3. Model Migration & Validation (The "Exit Strategy")

Context: Migrating from expensive hosted models to specialized, smaller, or on-premise models. Problem: Verifying that the new model is "good enough" without manual review. Solution: Baseline Regression Testing (assay ci --baseline). Value: Use existing traces as a baseline to flag semantic deviations in the new model.

1. Instrumentation (OpenTelemetry)

Assay ingests traces via the OpenTelemetry (OTel) GenAI Semantic Conventions. Most Python/JS frameworks support OTel export.

Ensure your traces include: * gen_ai.prompt in the span attributes (for the model call). * gen_ai.tool.name and gen_ai.tool.args for tool calls. * gen_ai.completion for the final response.

2. Ingestion & Replay

To enable fast, deterministic CI, we use a "Dual Output" strategy: 1. Ingest to DB: For deep structural assertions (SQL-backed). 2. Emit Trace File: For replay capability (mocking the LLM).

Workflow

  1. Record: Run your agent (locally or in staging) to generate an otel_trace.jsonl file.
  2. Ingest: Use assay trace ingest-otel to convert this into Assay's format.
# Ingest OTel spans -> SQLite DB (assertions) + Replay File (LLM mock)
assay trace ingest-otel \
  --input otel_trace.jsonl \
  --db .eval/eval.db \
  --suite my-agent-suite \
  --out-trace otel.v2.jsonl
  1. Run Gate: Run assay ci using the generated replay file.
# Run assertions using the captured trace data
assay ci \
  --config eval.yaml \
  --db .eval/eval.db \
  --trace-file otel.v2.jsonl \
  --replay-strict

--replay-strict: Ensures NO live LLM calls are made.

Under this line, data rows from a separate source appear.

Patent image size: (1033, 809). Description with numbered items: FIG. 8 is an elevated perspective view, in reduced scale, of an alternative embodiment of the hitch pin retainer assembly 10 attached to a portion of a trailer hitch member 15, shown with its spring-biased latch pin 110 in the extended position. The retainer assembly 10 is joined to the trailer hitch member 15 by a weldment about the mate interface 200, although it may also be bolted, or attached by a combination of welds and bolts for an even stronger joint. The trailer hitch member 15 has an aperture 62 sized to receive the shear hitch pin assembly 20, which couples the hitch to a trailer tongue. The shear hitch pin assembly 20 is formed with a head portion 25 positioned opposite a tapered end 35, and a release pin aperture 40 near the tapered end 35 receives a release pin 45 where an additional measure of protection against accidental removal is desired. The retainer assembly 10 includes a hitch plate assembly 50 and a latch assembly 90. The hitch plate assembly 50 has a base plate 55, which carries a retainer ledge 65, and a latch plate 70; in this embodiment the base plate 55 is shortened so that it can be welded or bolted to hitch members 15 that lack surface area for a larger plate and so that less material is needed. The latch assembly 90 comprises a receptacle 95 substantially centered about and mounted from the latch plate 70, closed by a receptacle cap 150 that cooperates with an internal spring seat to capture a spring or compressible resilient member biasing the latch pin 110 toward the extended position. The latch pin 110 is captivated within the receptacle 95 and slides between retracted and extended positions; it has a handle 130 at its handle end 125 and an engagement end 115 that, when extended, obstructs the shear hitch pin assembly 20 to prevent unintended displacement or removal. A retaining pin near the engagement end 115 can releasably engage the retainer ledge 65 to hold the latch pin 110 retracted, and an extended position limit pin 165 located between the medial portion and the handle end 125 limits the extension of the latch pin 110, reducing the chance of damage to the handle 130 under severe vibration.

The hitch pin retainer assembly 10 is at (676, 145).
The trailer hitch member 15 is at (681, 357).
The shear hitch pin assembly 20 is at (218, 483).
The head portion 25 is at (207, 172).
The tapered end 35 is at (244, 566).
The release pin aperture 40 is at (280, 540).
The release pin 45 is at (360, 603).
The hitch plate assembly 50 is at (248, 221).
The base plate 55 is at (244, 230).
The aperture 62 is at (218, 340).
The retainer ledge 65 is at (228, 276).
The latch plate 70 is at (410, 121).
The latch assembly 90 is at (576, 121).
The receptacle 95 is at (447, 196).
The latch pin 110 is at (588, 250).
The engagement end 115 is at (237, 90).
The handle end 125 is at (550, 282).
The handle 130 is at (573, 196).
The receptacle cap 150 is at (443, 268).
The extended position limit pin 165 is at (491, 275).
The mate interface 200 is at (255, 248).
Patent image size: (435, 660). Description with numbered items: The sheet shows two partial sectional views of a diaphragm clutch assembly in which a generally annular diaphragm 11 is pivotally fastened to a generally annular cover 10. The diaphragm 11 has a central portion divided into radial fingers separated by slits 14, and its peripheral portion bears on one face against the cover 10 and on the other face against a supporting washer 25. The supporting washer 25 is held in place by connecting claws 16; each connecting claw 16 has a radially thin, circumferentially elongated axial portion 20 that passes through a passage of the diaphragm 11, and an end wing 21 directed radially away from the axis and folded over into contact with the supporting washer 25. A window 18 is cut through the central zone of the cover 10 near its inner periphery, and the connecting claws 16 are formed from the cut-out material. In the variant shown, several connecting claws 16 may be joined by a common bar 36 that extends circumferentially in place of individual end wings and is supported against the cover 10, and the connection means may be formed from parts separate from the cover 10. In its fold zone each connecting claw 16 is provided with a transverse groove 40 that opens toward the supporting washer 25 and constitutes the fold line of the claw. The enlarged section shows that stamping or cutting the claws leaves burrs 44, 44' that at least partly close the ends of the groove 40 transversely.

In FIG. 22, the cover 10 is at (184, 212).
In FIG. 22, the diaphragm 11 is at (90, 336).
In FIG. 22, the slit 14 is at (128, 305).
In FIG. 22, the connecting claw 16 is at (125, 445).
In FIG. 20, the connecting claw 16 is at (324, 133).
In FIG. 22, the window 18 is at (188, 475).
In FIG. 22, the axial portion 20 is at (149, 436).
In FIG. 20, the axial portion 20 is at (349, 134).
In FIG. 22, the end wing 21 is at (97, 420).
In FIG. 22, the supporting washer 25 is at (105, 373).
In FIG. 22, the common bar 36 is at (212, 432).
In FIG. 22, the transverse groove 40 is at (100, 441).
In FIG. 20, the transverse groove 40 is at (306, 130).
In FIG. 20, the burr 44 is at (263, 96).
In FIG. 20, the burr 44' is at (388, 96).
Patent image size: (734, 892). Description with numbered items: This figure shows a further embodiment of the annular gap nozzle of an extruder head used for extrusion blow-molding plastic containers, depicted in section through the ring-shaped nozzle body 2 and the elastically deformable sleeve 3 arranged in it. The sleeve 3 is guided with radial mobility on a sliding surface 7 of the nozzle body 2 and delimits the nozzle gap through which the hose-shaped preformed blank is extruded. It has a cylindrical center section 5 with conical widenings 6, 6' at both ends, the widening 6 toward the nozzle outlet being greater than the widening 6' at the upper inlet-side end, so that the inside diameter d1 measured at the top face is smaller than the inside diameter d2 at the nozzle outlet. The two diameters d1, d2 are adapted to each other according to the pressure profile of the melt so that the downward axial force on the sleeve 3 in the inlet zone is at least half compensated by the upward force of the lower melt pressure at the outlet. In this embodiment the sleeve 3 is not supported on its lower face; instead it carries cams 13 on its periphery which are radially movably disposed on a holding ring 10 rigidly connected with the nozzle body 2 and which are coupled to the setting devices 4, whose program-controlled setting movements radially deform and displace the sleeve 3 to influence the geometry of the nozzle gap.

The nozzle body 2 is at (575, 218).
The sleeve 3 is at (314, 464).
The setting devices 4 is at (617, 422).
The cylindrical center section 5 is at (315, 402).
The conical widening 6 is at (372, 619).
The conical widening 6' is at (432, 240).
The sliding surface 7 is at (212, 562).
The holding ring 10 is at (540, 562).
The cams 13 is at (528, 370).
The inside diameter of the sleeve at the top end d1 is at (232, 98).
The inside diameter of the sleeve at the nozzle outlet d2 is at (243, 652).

If a prompt is not found in the trace file, the test fails.

Deterministic Replay (Precedence Rules)

To handle "noisy" traces where multiple model calls or tools might occur, Assay V0.4.0+ uses strict precedence rules to determine exactly what prompt/output to use for the replay:

Prompt Extraction: 1. EpisodeStart: If the trace provides an input at start, it wins. 2. Model Step: The first step with kind="model" determines the prompt (First Wins). 3. Fallback: If no model step is found, the first step with gen_ai.prompt is used.

Output Extraction: 1. EpisodeEnd (Root Span): If the Root Span contains gen_ai.completion, this takes absolute precedence. This allows the Agent's "Final Answer" to override intermediate tool outputs. 2. Last Step: Otherwise, the last step's completion is used (Last Wins).

3. Defining Assertions

Use eval.yaml to define behavioral gates for your agent.

Example Configuration

version: 1
suite: my-agent-suite
model: gpt-4
policies:
  agent_policy:
    assertions:
      # 1. Must use a specific tool
      - type: trace_must_call_tool
        tool_name: web_search
        min_calls: 1

      # 2. Must NOT use a forbidden tool
      - type: trace_must_call_tool
        tool_name: delete_database
        max_calls: 0

      # 3. Enforce a specific sequence of actions
      - type: trace_tool_sequence
        sequence:
          - web_search
          - summarize_results
        mode: loose # allow other steps in between

Supported Assertions

  • trace_must_call_tool: Verify tool usage counts (min/max).
  • trace_tool_sequence: Verify order of operations (exact or loose modes).
  • trace_no_tool_errors: Ensure no tool calls resulted in errors.
  • trace_max_steps: Limit the number of steps (prevent infinite loops).

4. CI Integration

Check examples/agent-function-calling/ for a complete, runnable example including: * run.sh: End-to-end script. * eval.yaml: complete configuration. * otel_trace.jsonl: Sample OTel data.